8. Saturation binding curves
QNB is an antagonist at the muscarinic acetylcholine receptor. Chemical warfare agent. Specific binding in different tissues. Point of plateau is Bmax; read concentration off Y axis. kD is the concentration of ligand required to reach half maximal binding.

9. Scatchard Transformation
Not always easy to read Bmax and kD from a saturation plot. Plot bound/free vs bound (pmol/mg protein). Bmax is the x-intercept, kD is 1/slope. Steeper slope=higher affinity

10. Comparing slopes reveals that affinity does not change—probably the same receptor. But different x-intercepts, means different amounts of the receptor in different tissues

11. Displacement or indirect binding
Displacement binding. At 50% displacement, concentration of inhibitor is the IC50. Related to ki formally, but usually we can assume IC50=ki.
Displacement binding tells you whether two substances interact with (bind) the same receptor.

12. IC50 vs. Potency of different DA receptor antagonists
Biologic potency of drugs that treat schizophrenia correlates with their ability to displace the dopamine receptor ligand haloperidol but not SCH Tells something about where effective drugs probably act, and therefore what may be wrong with dopamine transmission in schizophrenia.

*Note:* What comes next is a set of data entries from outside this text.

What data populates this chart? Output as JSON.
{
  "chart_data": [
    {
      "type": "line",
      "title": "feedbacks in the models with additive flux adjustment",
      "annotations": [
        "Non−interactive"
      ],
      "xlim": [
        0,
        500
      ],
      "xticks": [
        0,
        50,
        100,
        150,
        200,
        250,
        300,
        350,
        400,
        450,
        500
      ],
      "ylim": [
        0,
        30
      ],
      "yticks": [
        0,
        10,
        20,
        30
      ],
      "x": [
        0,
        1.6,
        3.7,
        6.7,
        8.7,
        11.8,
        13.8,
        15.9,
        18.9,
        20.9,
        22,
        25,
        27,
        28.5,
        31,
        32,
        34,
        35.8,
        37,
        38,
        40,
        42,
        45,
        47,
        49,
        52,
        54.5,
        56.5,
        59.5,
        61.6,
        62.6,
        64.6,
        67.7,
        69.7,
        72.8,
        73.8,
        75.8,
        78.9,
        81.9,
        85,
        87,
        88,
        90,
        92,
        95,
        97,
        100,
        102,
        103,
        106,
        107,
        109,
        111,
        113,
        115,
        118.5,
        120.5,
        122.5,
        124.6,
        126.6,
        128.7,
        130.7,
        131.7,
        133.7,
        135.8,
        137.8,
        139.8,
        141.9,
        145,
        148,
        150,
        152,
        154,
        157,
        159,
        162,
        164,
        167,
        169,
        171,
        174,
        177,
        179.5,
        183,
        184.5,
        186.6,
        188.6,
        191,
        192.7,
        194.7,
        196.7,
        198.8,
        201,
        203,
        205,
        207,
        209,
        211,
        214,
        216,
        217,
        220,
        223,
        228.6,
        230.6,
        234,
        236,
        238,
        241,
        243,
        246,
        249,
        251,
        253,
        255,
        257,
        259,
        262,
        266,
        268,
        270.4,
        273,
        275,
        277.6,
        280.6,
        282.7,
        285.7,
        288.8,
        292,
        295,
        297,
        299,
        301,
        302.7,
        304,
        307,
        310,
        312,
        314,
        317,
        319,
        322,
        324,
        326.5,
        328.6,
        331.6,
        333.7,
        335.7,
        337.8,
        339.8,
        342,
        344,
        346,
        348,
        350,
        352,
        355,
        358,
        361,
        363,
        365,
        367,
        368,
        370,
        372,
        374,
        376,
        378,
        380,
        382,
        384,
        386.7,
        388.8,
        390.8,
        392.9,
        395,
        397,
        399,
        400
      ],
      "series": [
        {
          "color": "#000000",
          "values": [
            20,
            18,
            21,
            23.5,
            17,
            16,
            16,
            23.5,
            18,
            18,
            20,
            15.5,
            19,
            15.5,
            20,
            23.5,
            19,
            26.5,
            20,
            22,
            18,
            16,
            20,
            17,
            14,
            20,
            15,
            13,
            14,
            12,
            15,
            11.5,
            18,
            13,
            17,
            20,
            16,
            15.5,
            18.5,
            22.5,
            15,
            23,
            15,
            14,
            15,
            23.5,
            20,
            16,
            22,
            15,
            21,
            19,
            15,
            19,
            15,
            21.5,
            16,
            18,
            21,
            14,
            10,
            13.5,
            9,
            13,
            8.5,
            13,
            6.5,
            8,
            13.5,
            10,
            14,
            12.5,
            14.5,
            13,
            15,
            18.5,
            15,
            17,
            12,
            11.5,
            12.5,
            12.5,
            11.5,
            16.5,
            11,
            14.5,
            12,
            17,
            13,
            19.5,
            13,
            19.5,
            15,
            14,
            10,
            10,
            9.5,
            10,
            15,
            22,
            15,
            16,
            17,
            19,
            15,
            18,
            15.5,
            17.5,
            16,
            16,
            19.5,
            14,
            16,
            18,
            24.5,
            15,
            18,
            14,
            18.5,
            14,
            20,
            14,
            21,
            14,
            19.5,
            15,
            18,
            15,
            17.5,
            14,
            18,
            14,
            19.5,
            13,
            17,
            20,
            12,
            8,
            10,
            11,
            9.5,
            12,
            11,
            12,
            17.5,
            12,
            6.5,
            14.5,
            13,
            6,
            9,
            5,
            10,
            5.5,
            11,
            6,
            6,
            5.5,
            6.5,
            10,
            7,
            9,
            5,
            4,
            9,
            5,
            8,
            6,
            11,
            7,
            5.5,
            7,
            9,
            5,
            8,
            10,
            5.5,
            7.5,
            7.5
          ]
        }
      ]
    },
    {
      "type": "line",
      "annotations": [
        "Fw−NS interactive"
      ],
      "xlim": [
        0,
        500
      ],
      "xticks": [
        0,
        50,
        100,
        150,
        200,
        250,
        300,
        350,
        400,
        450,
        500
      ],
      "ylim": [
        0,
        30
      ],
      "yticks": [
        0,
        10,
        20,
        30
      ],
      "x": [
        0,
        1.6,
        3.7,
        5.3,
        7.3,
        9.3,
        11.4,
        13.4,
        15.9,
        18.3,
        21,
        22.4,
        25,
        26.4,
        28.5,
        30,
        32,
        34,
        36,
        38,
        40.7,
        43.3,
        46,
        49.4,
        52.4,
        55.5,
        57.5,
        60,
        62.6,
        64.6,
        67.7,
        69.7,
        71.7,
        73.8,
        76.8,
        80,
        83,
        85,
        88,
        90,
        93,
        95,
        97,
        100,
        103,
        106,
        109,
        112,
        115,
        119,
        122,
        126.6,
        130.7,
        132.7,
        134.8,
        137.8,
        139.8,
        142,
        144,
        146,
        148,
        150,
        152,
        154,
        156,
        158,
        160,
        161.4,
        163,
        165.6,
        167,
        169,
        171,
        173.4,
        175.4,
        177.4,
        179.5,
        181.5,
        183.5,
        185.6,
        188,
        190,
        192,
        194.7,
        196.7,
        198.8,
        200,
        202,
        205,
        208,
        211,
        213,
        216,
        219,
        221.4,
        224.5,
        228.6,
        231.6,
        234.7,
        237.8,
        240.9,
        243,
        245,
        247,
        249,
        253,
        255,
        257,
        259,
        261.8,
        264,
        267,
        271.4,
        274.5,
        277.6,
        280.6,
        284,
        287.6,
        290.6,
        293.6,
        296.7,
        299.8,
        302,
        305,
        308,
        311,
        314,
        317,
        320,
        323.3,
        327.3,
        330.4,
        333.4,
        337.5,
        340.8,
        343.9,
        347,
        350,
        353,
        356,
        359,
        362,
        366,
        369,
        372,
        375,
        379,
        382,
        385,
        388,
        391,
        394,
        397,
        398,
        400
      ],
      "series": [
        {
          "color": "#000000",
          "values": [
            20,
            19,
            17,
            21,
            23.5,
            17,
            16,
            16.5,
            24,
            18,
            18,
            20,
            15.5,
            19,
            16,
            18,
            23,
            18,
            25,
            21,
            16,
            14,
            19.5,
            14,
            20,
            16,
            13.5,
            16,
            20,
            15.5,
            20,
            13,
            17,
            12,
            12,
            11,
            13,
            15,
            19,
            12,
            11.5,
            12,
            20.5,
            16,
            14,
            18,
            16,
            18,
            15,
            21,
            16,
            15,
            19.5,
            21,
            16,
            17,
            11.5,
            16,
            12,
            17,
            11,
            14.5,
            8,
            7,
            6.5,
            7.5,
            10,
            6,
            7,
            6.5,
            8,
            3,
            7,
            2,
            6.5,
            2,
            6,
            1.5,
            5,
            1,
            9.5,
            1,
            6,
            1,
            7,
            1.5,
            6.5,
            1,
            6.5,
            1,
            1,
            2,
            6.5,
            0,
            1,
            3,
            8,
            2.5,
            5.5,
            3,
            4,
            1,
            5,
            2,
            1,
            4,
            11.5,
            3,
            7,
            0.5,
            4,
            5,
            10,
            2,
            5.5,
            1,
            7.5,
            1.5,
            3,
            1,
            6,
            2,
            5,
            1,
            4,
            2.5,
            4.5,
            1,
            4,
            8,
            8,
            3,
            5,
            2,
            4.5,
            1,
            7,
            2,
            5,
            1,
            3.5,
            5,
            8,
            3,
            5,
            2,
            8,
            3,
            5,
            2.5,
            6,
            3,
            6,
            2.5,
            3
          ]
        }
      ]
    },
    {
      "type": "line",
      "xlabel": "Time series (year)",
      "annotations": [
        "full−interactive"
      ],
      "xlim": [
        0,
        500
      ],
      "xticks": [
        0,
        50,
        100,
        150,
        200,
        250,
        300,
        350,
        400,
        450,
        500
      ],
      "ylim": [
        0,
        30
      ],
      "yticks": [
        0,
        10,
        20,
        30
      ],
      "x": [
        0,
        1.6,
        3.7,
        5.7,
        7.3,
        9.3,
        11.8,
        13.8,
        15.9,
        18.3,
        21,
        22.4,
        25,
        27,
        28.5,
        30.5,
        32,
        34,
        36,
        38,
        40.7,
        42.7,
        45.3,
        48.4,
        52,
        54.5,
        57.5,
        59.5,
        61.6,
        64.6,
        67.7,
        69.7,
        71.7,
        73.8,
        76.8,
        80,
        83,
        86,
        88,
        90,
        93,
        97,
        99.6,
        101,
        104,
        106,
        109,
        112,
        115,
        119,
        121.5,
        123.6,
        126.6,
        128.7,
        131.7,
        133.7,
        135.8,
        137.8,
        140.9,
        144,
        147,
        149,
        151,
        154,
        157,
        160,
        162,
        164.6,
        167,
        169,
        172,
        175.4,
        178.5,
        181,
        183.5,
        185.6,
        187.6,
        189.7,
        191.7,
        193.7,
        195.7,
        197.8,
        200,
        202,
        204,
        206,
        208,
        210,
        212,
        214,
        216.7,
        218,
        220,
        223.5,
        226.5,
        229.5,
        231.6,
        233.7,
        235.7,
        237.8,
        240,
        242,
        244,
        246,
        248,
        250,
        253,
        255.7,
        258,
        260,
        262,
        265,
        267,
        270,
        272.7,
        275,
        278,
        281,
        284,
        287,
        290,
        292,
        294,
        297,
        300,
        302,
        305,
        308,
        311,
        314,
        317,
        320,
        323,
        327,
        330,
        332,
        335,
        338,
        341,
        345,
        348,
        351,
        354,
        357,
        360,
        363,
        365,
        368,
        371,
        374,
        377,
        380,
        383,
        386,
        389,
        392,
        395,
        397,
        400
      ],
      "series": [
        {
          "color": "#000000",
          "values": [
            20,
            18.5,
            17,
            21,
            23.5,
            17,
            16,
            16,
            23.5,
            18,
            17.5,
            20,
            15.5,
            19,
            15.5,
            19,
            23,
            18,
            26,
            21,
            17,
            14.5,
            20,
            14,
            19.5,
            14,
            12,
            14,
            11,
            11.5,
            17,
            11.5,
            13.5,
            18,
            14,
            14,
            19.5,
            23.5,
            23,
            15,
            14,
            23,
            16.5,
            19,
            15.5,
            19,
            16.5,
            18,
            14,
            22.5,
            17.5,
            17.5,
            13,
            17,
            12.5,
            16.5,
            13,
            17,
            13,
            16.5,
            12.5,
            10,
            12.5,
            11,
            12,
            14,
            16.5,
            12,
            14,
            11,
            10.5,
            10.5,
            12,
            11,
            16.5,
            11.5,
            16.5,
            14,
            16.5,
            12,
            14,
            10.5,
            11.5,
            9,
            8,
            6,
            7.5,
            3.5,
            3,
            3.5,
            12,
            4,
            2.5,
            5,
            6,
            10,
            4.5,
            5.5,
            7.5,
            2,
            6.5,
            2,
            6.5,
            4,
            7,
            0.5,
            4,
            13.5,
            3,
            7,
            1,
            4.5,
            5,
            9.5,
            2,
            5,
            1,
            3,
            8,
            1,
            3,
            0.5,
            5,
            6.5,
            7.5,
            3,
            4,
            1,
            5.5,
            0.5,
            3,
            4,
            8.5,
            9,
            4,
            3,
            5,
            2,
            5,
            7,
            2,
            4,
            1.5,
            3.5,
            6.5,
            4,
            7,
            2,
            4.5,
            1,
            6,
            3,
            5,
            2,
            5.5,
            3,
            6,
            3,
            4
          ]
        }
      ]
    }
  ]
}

13. Muscle relaxants and their ability to displace diazepam (valium)
Correlation between the muscle relaxing properties of various drugs and their ability to displace diazepam (aka valium). Note that the best you can do is get a good correlation. Binding in vitro can not tell you about drug actions.

14. Hill Plot
The slope is 1 when the receptor occupancy exactly corresponds to the number of binding sites. The response is equal to the amount of receptor bound. i.e. one binding site per receptor.
Ex. Naloxone, an opioid antagonist.

15. Hill Plot-Cooperativity
When the slope is not =1 or the line is not straight, it indicates cooperativity. Ie. There are multiple binding sites and the binding of one molecule influences the binding at other sites. These are allosteric influences. Not all allosteric interactions have to be the same molecule binding. Hemoglobin-4 O2 binding sites. First 02 bound makes subsequent affinity for O2 higher. CO, cyanide, NO and other toxic gasses can bind this site with higher affinity than O2, leading to death.

16. Some problems with radioligand binding data:
Maximal response can be achieved with only a portion of receptors bound
Spare receptors
Agents that bind equally may yield different biological response
Full agonist, partial agonist, antagonist
Efficacy or intrinsic activity
Desensitization: decreased response with continuous exposure to drug (binding unchanged)

17. Explain:
Caveats of radioligand binding assays in homogenized tissue…binding does not always correlated with levels of mRNA or protein. What else could affect binding?

18. Receptor localization
Receptors must be found at post-synaptic density/membrane
Complex systems of scaffolding molecules are in place to hold receptors at the right location
Link receptors to downstream signaling pathways too

19. Receptor localization to plasma membrane—lipid rafts
Receptor localization to plasma membrane—lipid rafts?—is a major determinant of binding capacity as well as signaling capacity. Scaffolding proteins serve to anchor receptors at the membrane as well as recruit and stabilize key downstream signaling molecules.

20. Best studied in glutamate receptors and learning and memory.